Thus, given the overwhelmingly philatelic nature of our hobby’s focus and what we actually have in our collections, collecting attractive items becomes a major pursuit within those collections. Yes, we know the correct rates, compile them, study them, and berate an item that is not correctly franked, but since even the correctly franked item is almost certainly philatelic, what difference does it make if it is overfranked, especially if the overfranking is due to an exotic stamp? The intent of creating such an item was NOT to deliver a timely piece of mail to an exotic destination, but rather to actually use exotic franking to pay for exotic transportation. Now, keep in mind that not all exotic franking need be in the theme of zeppelin stamps.


Scott #573a - exoticly overfranked.


 

Illustrated is a cover franked with US Scott #573a as sole franking, overpaying the $3.90 rate for round trip US dispatches from the 1930 South America Flight.
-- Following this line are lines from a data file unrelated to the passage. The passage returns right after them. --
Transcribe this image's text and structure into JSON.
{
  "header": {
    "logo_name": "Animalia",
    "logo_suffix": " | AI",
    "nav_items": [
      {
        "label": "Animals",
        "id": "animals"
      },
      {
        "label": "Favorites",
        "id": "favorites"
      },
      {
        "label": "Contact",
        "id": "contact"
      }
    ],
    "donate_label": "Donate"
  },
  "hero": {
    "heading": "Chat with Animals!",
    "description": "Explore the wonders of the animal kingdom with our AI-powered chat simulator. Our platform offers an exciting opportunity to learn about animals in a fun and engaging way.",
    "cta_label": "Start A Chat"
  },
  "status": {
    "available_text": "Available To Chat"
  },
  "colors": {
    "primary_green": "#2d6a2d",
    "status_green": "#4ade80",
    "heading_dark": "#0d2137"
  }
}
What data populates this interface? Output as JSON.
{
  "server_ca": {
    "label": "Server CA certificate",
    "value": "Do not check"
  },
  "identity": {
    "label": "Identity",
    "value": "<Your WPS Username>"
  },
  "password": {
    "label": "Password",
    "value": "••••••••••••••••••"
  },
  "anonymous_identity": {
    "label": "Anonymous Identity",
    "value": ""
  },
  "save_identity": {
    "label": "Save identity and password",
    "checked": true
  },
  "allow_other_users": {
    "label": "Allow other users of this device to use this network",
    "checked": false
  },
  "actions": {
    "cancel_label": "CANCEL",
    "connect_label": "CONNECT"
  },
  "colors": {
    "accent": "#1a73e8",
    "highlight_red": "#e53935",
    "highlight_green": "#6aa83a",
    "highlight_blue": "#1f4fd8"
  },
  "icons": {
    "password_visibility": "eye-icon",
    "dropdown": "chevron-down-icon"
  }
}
The journey this cover took is nothing special. It was posted in New York on 7 May 1930 and made the complete round trip (as evidenced by the circular handstamp on the front) to Friedrichshafen, where it received a 6 June 1930 receiving stamp. It then was returned to the US where it received the common 18 June 1930 receiver in green.

Scott #573 was the highest denomination ($5) of what collectors call «The Fourth Bureau Issue» of 1922. This set of 23 regular issue (non-commemorative) US stamps is actively collected and exhibited, mostly by American collectors. Finding the highest denomination (the Queen) stamp in use is rare, solo use even more so, and finding it on anything other than a parcel tag is something special, but seeing it pay the fare for a flown zeppelin item gives it a turbocharged look and use that is striking. Yes, it overpays the correct rate by $1.10, but who cares? Think about this: Is a correctly franked cover with US Scott C14-15 any less philatelic? No. There are no degrees of philatelic mail. So I say, enjoy the philately! Embrace it! Glorious philately!